One potential explanation is the loveable naivety of the scientific and environmental community – the kind of people who are always willing, in good faith, to join a conversation about a “climate-change slowdown.” The very phrase is like red meat to the Anthony Watts types who deny climate science as part of their business plan. Looking, for example, at the current state of Arctic sea ice and the predictions for the $60-trillion time bomb that will detonate as that ice disappears, any talk of such an actual slowdown is absurd.

There is a legitimate discussion to be had about where additional warmth has been going in the last couple of years. But seriously, the last time the world enjoyed a single month with temperatures below the average (since record-keeping began in 1880) was February 1985. Revelling in thoughts of a slowdown in the rate of change would be analagous to someone celebrating having reached terminal velocity after falling out of a plane: things are still very, very bad, but isn’t it nice that we have slowed the pace at which they are getting worse?

Well, no. As the insurance industry is only too eager to point out, the situation is already dire. Even if we had not loaded the atmosphere with enough carbon dioxide to keep the trend going for a century, this would be no time to chortle.

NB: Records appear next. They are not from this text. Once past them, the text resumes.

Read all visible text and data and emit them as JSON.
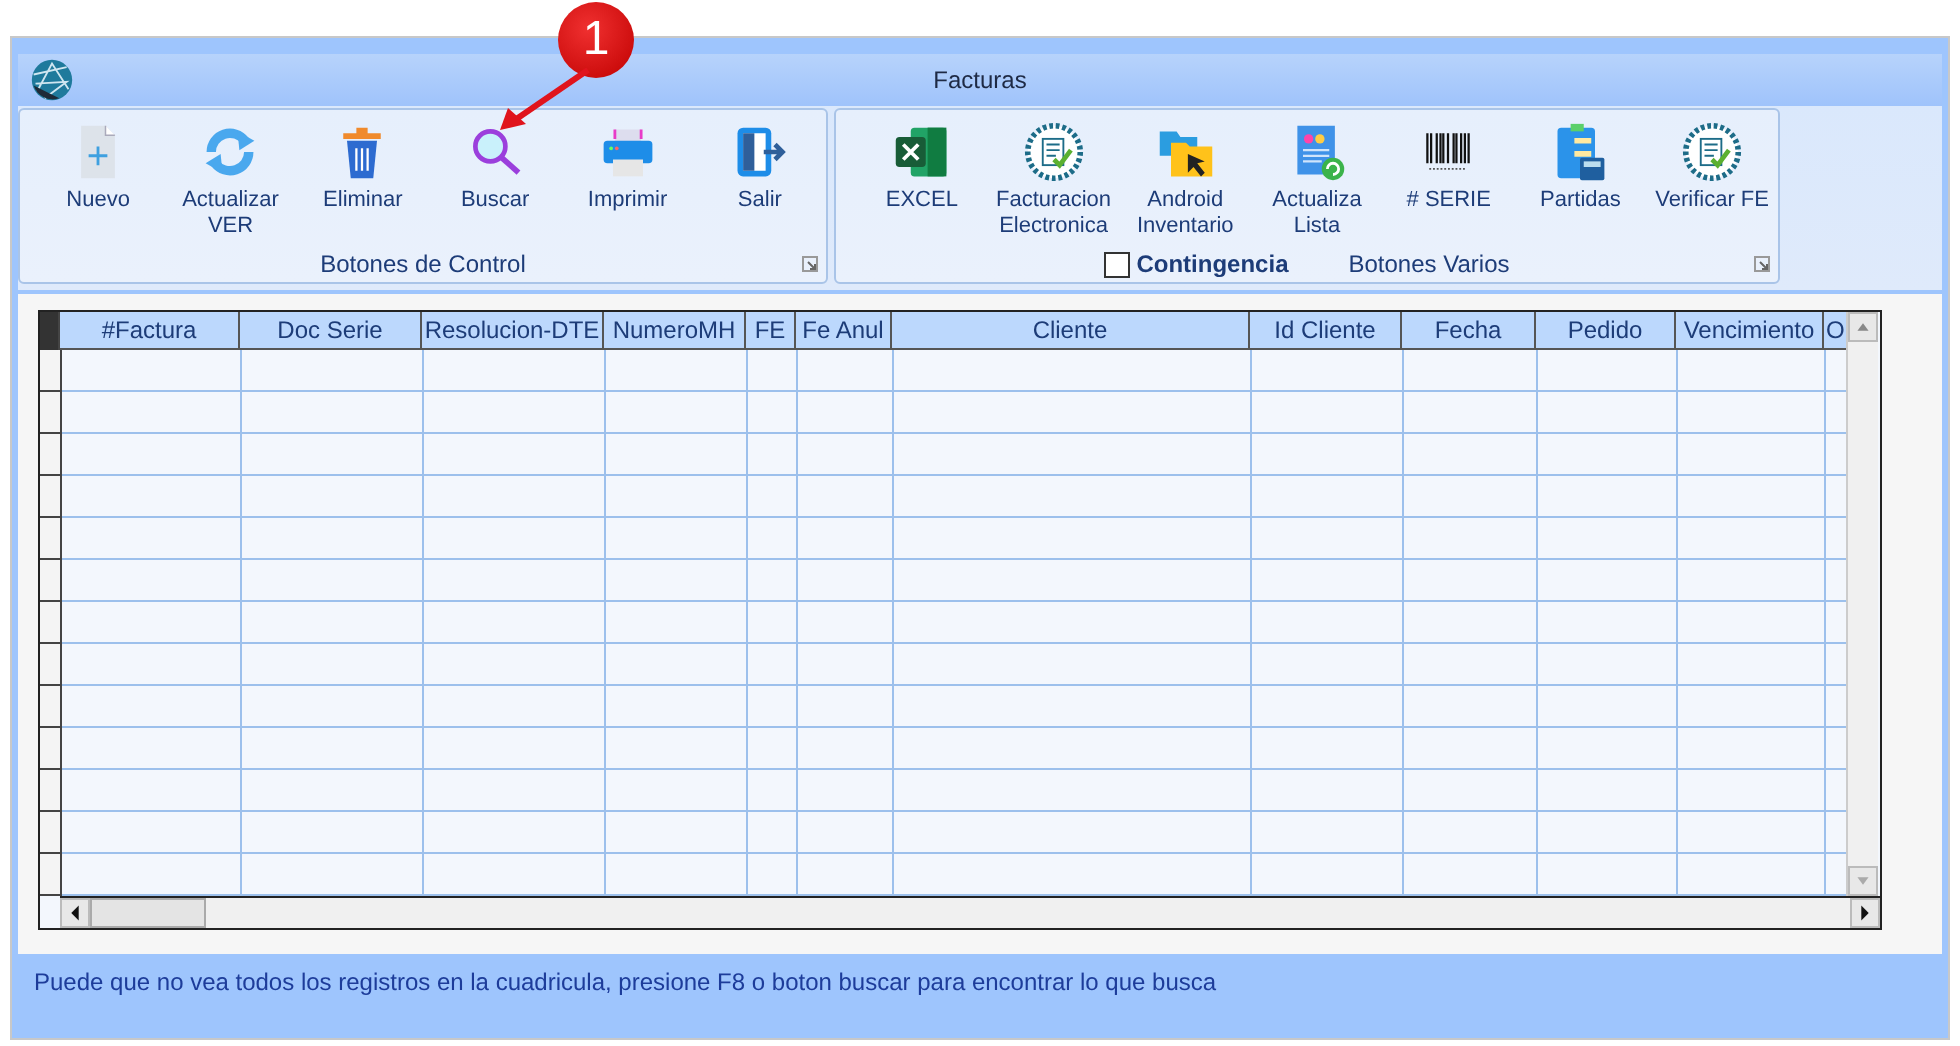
{
  "window": {
    "title": "Facturas"
  },
  "ribbon_groups": [
    {
      "label": "Botones de Control",
      "buttons": [
        {
          "label": "Nuevo",
          "kind": "new"
        },
        {
          "label": "Actualizar VER",
          "kind": "refresh"
        },
        {
          "label": "Eliminar",
          "kind": "delete"
        },
        {
          "label": "Buscar",
          "kind": "search"
        },
        {
          "label": "Imprimir",
          "kind": "print"
        },
        {
          "label": "Salir",
          "kind": "exit"
        }
      ]
    },
    {
      "label": "Botones Varios",
      "buttons": [
        {
          "label": "EXCEL",
          "kind": "excel"
        },
        {
          "label": "Facturacion Electronica",
          "kind": "seal"
        },
        {
          "label": "Android Inventario",
          "kind": "folder"
        },
        {
          "label": "Actualiza Lista",
          "kind": "list"
        },
        {
          "label": "# SERIE",
          "kind": "barcode"
        },
        {
          "label": "Partidas",
          "kind": "calc"
        },
        {
          "label": "Verificar FE",
          "kind": "seal"
        }
      ],
      "checkbox": {
        "label": "Contingencia",
        "checked": false
      }
    }
  ],
  "table": {
    "columns": [
      "#Factura",
      "Doc Serie",
      "Resolucion-DTE",
      "NumeroMH",
      "FE",
      "Fe Anul",
      "Cliente",
      "Id Cliente",
      "Fecha",
      "Pedido",
      "Vencimiento",
      "O"
    ]
  },
  "status_text": "Puede que no vea todos los registros en la cuadricula, presione F8 o boton buscar para encontrar lo que busca",
  "annotation": {
    "number": "1"
  }
}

So, again, how could you account for purportedly reputable information sources coming so badly off the rails? There is no obvious explanation for the Economist. The story is poorly researched and the opinion both dumb and contrary to evidence.

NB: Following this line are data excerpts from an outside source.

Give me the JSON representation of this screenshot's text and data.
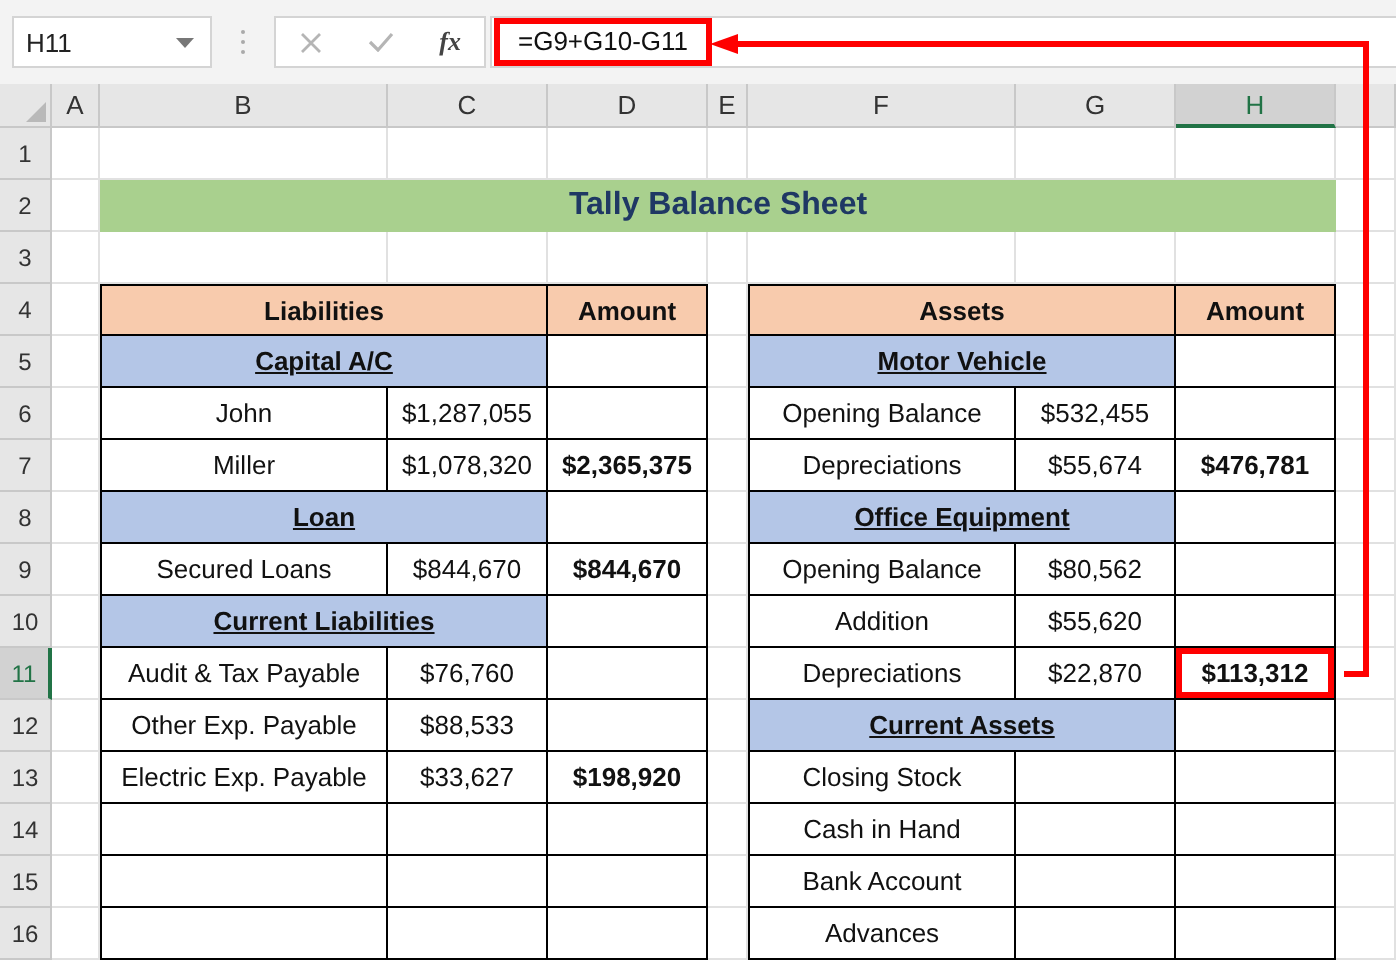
{
  "formula_bar": {
    "name_box": "H11",
    "function_label": "fx",
    "formula": "=G9+G10-G11"
  },
  "sheet": {
    "columns": [
      {
        "label": "A",
        "selected": false
      },
      {
        "label": "B",
        "selected": false
      },
      {
        "label": "C",
        "selected": false
      },
      {
        "label": "D",
        "selected": false
      },
      {
        "label": "E",
        "selected": false
      },
      {
        "label": "F",
        "selected": false
      },
      {
        "label": "G",
        "selected": false
      },
      {
        "label": "H",
        "selected": true
      }
    ],
    "rows": [
      {
        "number": "1",
        "selected": false
      },
      {
        "number": "2",
        "selected": false,
        "title": "Tally Balance Sheet"
      },
      {
        "number": "3",
        "selected": false
      },
      {
        "number": "4",
        "selected": false,
        "left": [
          {
            "kind": "head",
            "text": "Liabilities"
          },
          {
            "kind": "amount_head",
            "text": "Amount"
          }
        ],
        "right": [
          {
            "kind": "head",
            "text": "Assets"
          },
          {
            "kind": "amount_head",
            "text": "Amount"
          }
        ]
      },
      {
        "number": "5",
        "selected": false,
        "left": [
          {
            "kind": "section",
            "text": "Capital A/C"
          },
          {
            "kind": "empty"
          }
        ],
        "right": [
          {
            "kind": "section",
            "text": "Motor Vehicle"
          },
          {
            "kind": "empty"
          }
        ]
      },
      {
        "number": "6",
        "selected": false,
        "left": [
          {
            "kind": "text",
            "text": "John"
          },
          {
            "kind": "value",
            "text": "$1,287,055"
          },
          {
            "kind": "empty"
          }
        ],
        "right": [
          {
            "kind": "text",
            "text": "Opening Balance"
          },
          {
            "kind": "value",
            "text": "$532,455"
          },
          {
            "kind": "empty"
          }
        ]
      },
      {
        "number": "7",
        "selected": false,
        "left": [
          {
            "kind": "text",
            "text": "Miller"
          },
          {
            "kind": "value",
            "text": "$1,078,320"
          },
          {
            "kind": "total",
            "text": "$2,365,375"
          }
        ],
        "right": [
          {
            "kind": "text",
            "text": "Depreciations"
          },
          {
            "kind": "value",
            "text": "$55,674"
          },
          {
            "kind": "total",
            "text": "$476,781"
          }
        ]
      },
      {
        "number": "8",
        "selected": false,
        "left": [
          {
            "kind": "section",
            "text": "Loan"
          },
          {
            "kind": "empty"
          }
        ],
        "right": [
          {
            "kind": "section",
            "text": "Office Equipment"
          },
          {
            "kind": "empty"
          }
        ]
      },
      {
        "number": "9",
        "selected": false,
        "left": [
          {
            "kind": "text",
            "text": "Secured Loans"
          },
          {
            "kind": "value",
            "text": "$844,670"
          },
          {
            "kind": "total",
            "text": "$844,670"
          }
        ],
        "right": [
          {
            "kind": "text",
            "text": "Opening Balance"
          },
          {
            "kind": "value",
            "text": "$80,562"
          },
          {
            "kind": "empty"
          }
        ]
      },
      {
        "number": "10",
        "selected": false,
        "left": [
          {
            "kind": "section",
            "text": "Current Liabilities"
          },
          {
            "kind": "empty"
          }
        ],
        "right": [
          {
            "kind": "text",
            "text": "Addition"
          },
          {
            "kind": "value",
            "text": "$55,620"
          },
          {
            "kind": "empty"
          }
        ]
      },
      {
        "number": "11",
        "selected": true,
        "left": [
          {
            "kind": "text",
            "text": "Audit & Tax Payable"
          },
          {
            "kind": "value",
            "text": "$76,760"
          },
          {
            "kind": "empty"
          }
        ],
        "right": [
          {
            "kind": "text",
            "text": "Depreciations"
          },
          {
            "kind": "value",
            "text": "$22,870"
          },
          {
            "kind": "total",
            "text": "$113,312"
          }
        ]
      },
      {
        "number": "12",
        "selected": false,
        "left": [
          {
            "kind": "text",
            "text": "Other Exp. Payable"
          },
          {
            "kind": "value",
            "text": "$88,533"
          },
          {
            "kind": "empty"
          }
        ],
        "right": [
          {
            "kind": "section",
            "text": "Current Assets"
          },
          {
            "kind": "empty"
          }
        ]
      },
      {
        "number": "13",
        "selected": false,
        "left": [
          {
            "kind": "text",
            "text": "Electric Exp. Payable"
          },
          {
            "kind": "value",
            "text": "$33,627"
          },
          {
            "kind": "total",
            "text": "$198,920"
          }
        ],
        "right": [
          {
            "kind": "text",
            "text": "Closing Stock"
          },
          {
            "kind": "empty"
          },
          {
            "kind": "empty"
          }
        ]
      },
      {
        "number": "14",
        "selected": false,
        "left": [
          {
            "kind": "empty"
          },
          {
            "kind": "empty"
          },
          {
            "kind": "empty"
          }
        ],
        "right": [
          {
            "kind": "text",
            "text": "Cash in Hand"
          },
          {
            "kind": "empty"
          },
          {
            "kind": "empty"
          }
        ]
      },
      {
        "number": "15",
        "selected": false,
        "left": [
          {
            "kind": "empty"
          },
          {
            "kind": "empty"
          },
          {
            "kind": "empty"
          }
        ],
        "right": [
          {
            "kind": "text",
            "text": "Bank Account"
          },
          {
            "kind": "empty"
          },
          {
            "kind": "empty"
          }
        ]
      },
      {
        "number": "16",
        "selected": false,
        "left": [
          {
            "kind": "empty"
          },
          {
            "kind": "empty"
          },
          {
            "kind": "empty"
          }
        ],
        "right": [
          {
            "kind": "text",
            "text": "Advances"
          },
          {
            "kind": "empty"
          },
          {
            "kind": "empty"
          }
        ]
      }
    ]
  }
}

For example, Economist writer Will Wilkinson writes that cutting carbon “would exact a terrible humanitarian price” in the developing world because of a concurrent – and, he says, inevitable – bump in the global economy. But, per the insurance statistics, climate-change related droughts and storms are already exacting a price – most horribly in the developing world – while a new report on the carbon tax in British Columbia shows that it has been effective at reducing carbon emissions while doing no damage whatever to the economy.

It seems Wilkinson is more enthusiastic to push the libertarian ideology of his Cato Institute colleagues than, say, reading any science or economics.

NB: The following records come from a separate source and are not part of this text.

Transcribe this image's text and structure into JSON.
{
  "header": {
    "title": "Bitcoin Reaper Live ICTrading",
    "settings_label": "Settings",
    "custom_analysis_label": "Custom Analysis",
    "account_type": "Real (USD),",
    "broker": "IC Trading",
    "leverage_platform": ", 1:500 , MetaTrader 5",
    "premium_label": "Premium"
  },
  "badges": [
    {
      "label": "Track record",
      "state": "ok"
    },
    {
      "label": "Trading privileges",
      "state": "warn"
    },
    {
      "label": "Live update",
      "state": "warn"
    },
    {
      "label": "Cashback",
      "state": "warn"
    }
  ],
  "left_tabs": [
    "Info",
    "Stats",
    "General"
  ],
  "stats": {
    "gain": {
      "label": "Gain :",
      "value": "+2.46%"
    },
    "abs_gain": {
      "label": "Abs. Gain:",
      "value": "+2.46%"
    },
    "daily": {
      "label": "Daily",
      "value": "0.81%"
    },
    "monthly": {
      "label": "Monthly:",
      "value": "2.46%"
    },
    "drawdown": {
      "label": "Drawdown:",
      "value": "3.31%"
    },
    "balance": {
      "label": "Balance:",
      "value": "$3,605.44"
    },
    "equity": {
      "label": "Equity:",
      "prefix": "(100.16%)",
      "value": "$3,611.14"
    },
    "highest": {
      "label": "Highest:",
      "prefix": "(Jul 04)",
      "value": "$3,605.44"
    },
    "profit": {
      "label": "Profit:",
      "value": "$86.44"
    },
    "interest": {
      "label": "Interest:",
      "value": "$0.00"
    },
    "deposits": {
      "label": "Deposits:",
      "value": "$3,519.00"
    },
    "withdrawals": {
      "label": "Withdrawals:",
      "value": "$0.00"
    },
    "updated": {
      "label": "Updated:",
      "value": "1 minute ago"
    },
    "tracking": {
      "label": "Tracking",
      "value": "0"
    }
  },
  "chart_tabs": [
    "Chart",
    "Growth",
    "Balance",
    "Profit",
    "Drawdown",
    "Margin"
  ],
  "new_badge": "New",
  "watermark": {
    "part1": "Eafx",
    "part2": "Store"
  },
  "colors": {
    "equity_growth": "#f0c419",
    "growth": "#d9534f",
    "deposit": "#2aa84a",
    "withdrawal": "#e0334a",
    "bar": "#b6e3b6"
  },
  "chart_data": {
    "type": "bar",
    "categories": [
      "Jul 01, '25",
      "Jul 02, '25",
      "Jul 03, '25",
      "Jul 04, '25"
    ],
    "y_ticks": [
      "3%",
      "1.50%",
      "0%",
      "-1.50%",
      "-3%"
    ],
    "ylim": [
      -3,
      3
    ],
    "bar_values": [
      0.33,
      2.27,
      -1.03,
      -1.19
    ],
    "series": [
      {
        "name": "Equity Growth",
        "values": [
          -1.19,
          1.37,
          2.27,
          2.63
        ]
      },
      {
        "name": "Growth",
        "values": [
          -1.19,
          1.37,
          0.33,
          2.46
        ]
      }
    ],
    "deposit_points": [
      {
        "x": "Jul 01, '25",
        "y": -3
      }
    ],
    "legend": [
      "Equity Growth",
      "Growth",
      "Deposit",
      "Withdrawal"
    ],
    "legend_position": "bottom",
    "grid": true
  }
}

The problem at Google may be more obvious. On one hand, you have the people at Google who write slogans and, apparently, invest in carbon offsets – promoting a corporate policy that looks socially and environmentally responsible.

On the other, you have the amoral business types who just want to make friends with potential political allies and could care less about the social, political or environmental implications of their actions. The folks at SumOfUs and Forecast the Facts are among those who think that EVERYone at Google should be held accountable.

Certainly, as the principal nexus for web information, Google likely has an even greater responsibility than the Economist to stay on the right – which is to say, accurate – side of this conversation. They’ll be needing to undo a little evil to get back to that position.